I'm gonna start todays ramble out by stating some cold hard facts. My times for both my practice 5K's have kinda sucked, and I still have a very long way to go and a short time to get there. I know I have a LOT of hard work ahead of me. BUT for a few moments, I am gonna sit back and be proud of myself for setting a goal and working towards it. For finishing both my 5K's, and for running about half the second one. I've been eating a lot healthier. I still eat my chocolate from time to time {yesterday} but I haven't had a pop or fast food in forever! Let's be honest, I would NEVER have believed that I WOULD even attempt such things. And I am proud of how far I've come, but enough of that ~now it's back to work!!
I feel like, even if my 5K's have not been a huge successes as far as my stats are concerned, they have been very instrumental in teaching me what I need to work on:
~It's very hard for me to gage my speed, when I'm not on the tread mill, with the numbers right in front of me. It's funny, cuz on that treadmill I feel like I'm running super fast, like I'm hauling ass!! You get outside and find out that is not true, AT ALL!! You feel like you are going turtle speed, it takes forever to get anywhere.
~I don't like standing around with a bunch of athletes. I feel like people might be judging me, which is weird cuz I've never really given half a crap about what anybody thinks of me. But, you get there, in their world, and you feel like everyone is staring at the fat girl in the tight running shirt, wondering what the Hell she thinks she's gonna do!! And really what do I care what they think!! Why would it matter what they are thinking, this is about me, NOT them, so I need to get over my self-consciousness, and focus on what I'm there for.

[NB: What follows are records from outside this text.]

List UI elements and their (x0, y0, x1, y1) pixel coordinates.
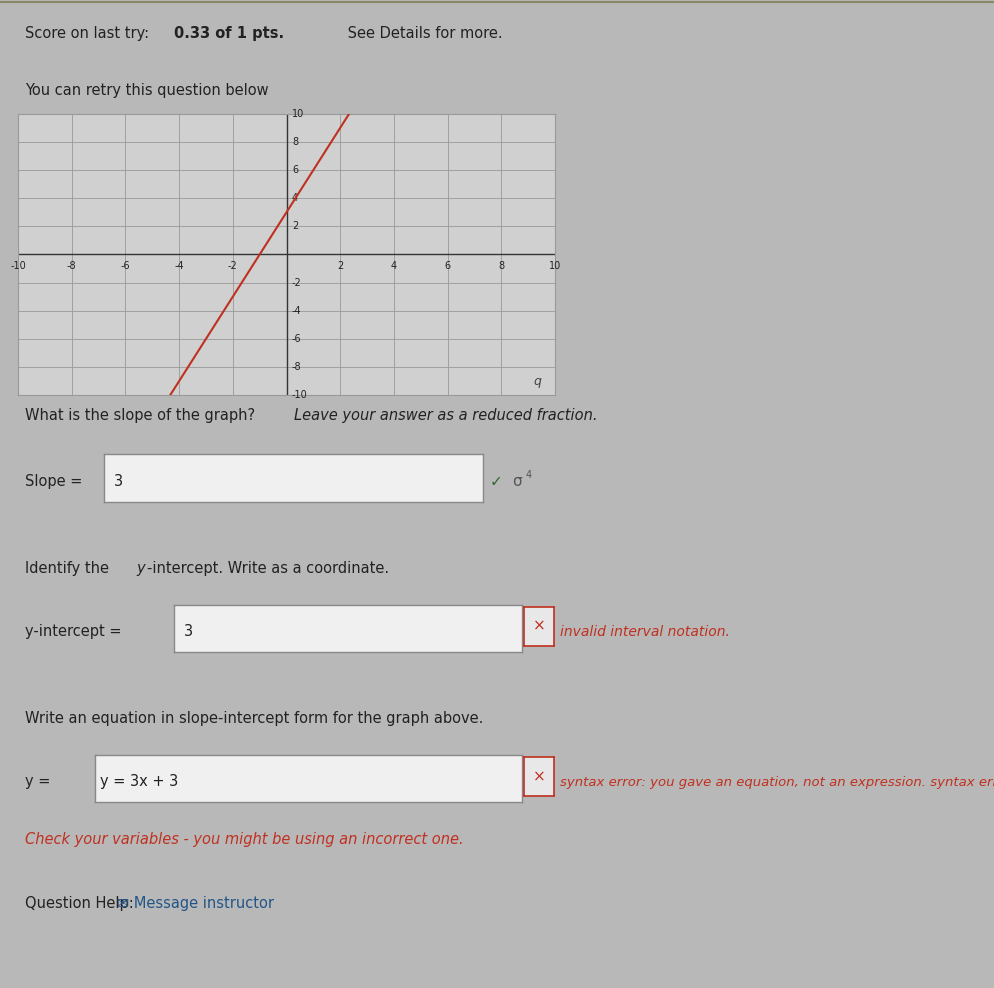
Text: ✓: ✓ (489, 474, 502, 489)
Text: 4: 4 (525, 470, 531, 480)
Text: 2: 2 (337, 262, 343, 272)
Text: -6: -6 (120, 262, 130, 272)
Text: Slope =: Slope = (25, 474, 86, 489)
Text: You can retry this question below: You can retry this question below (25, 83, 268, 98)
Text: ×: × (533, 618, 545, 634)
Text: 6: 6 (291, 165, 298, 175)
Text: -10: -10 (291, 390, 307, 400)
Text: -4: -4 (174, 262, 184, 272)
Text: 4: 4 (391, 262, 397, 272)
Text: 3: 3 (114, 474, 123, 489)
Text: -6: -6 (291, 334, 301, 344)
Text: -intercept. Write as a coordinate.: -intercept. Write as a coordinate. (147, 561, 389, 576)
Text: syntax error: you gave an equation, not an expression. syntax error: syntax error: you gave an equation, not … (560, 777, 994, 789)
Text: -4: -4 (291, 305, 301, 316)
Text: -2: -2 (228, 262, 238, 272)
Text: σ: σ (512, 474, 522, 489)
Text: 8: 8 (498, 262, 504, 272)
Text: Write an equation in slope-intercept form for the graph above.: Write an equation in slope-intercept for… (25, 711, 483, 726)
Text: y: y (136, 561, 145, 576)
Text: ✉ Message instructor: ✉ Message instructor (117, 896, 274, 911)
Text: What is the slope of the graph?: What is the slope of the graph? (25, 408, 259, 423)
Text: -8: -8 (291, 362, 301, 372)
Text: Score on last try:: Score on last try: (25, 26, 153, 41)
Text: 10: 10 (549, 262, 561, 272)
Text: y-intercept =: y-intercept = (25, 624, 126, 639)
Text: y = 3x + 3: y = 3x + 3 (99, 775, 178, 789)
Text: 2: 2 (291, 221, 298, 231)
Text: invalid interval notation.: invalid interval notation. (560, 625, 730, 639)
Text: See Details for more.: See Details for more. (343, 26, 502, 41)
Text: 8: 8 (291, 136, 298, 147)
Text: Check your variables - you might be using an incorrect one.: Check your variables - you might be usin… (25, 832, 463, 847)
Text: Leave your answer as a reduced fraction.: Leave your answer as a reduced fraction. (293, 408, 596, 423)
Text: 4: 4 (291, 193, 298, 204)
Text: 0.33 of 1 pts.: 0.33 of 1 pts. (174, 26, 284, 41)
Text: Identify the: Identify the (25, 561, 113, 576)
Text: y =: y = (25, 775, 55, 789)
Text: 3: 3 (184, 624, 193, 639)
Text: -10: -10 (10, 262, 26, 272)
Text: Question Help:: Question Help: (25, 896, 138, 911)
Text: -2: -2 (291, 278, 301, 288)
Text: ×: × (533, 769, 545, 784)
Text: q: q (534, 375, 542, 388)
Text: 6: 6 (444, 262, 450, 272)
Text: 10: 10 (291, 109, 304, 119)
Text: -8: -8 (67, 262, 77, 272)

~It's hard for me to focus my mind on the things I should be focusing on, when I'm outside. I'm not sure what this was all about but I couldn't focus on the music, I couldn't focus on my feet, and how I was running. My mind was just everywhere. And some of the time it was telling me how stupid this was, and that I couldn't go any farther.
~I learned that your body hurts in different places when you run outside. My lower back started to hurt. And my shins hurt, a lot, the next day.
~I think it might be useful to know the course in advance and if I am able, walk it, the day before.
Soooo. In an effort to try and make lemonade out of lemons. I decided it was time to take the knowledge I had gained from running these 2- 5K's, and put it to good use. I will start running outside several times per week, and try to get my issues in check!!!
Today, I went for a run outside. Not sure the whole neighborhood is thrilled about watching a fat chick and her chubby dog waddle past at 6AM but there we were. I'm sure that we've all witnessed stranger things in this 'hood!! All in all it was a pretty good walk/run, even if it was short. Gotta work out some details about where to travel that equals 3.1 miles, but for today I did 1.89miles in about 30 minutes. The time seemed to go pretty fast, which makes it official, my attention span is 30 minutes and NO longer. That means I've gotta find a way to get my race pace up to 6pmh. Along the way we saw a cute grey kitty, a bunch of deer, including a couple little bucks. And the CROWS, the wonderful crows!!! I'm not sure how many crows it takes to make it a murder of crows, {but since " A Murder of Crows" is a cool thing to say, I'm gonna say that 8 is enough to equal a murder!!} and there they were, a murder of crows {8} of them waiting in the middle of the road, just as a rounded a corner and was about to start my jog again. There they were, waiting for me!!! They all flew up to the power line and Caw'ed to me, urging me on. Telling me I could do it, that they were proud of me, that I was making great changes in my life. Well, at least that's what I believe they were doing there. Could be they smelled a heart attack waiting to happen, and they were there to pick my carcass clean after I dropped over dead. But I prefer to believe crows are awesome birds, that are there for really cool reasons. And can I just say it's been forever since I've seen the crows while walking. I saw them a lot while walking down the country roads, and when I first started at the gym, I saw one everyday for the first week, perched in the same tree, cawing to me. So today was a wonderful surprise, seeing them all on my walk/run, I've missed the crows!!! And today, for the first time, I loathed running just a little bit less!!!
I'm off to run outside again tomorrow AM...
OH and BTW, it seems I was off on the countdown. The REAL DEAL 5K is much sooner than I thought. It's now less than 5 weeks away!!! HOLY CRAP!!!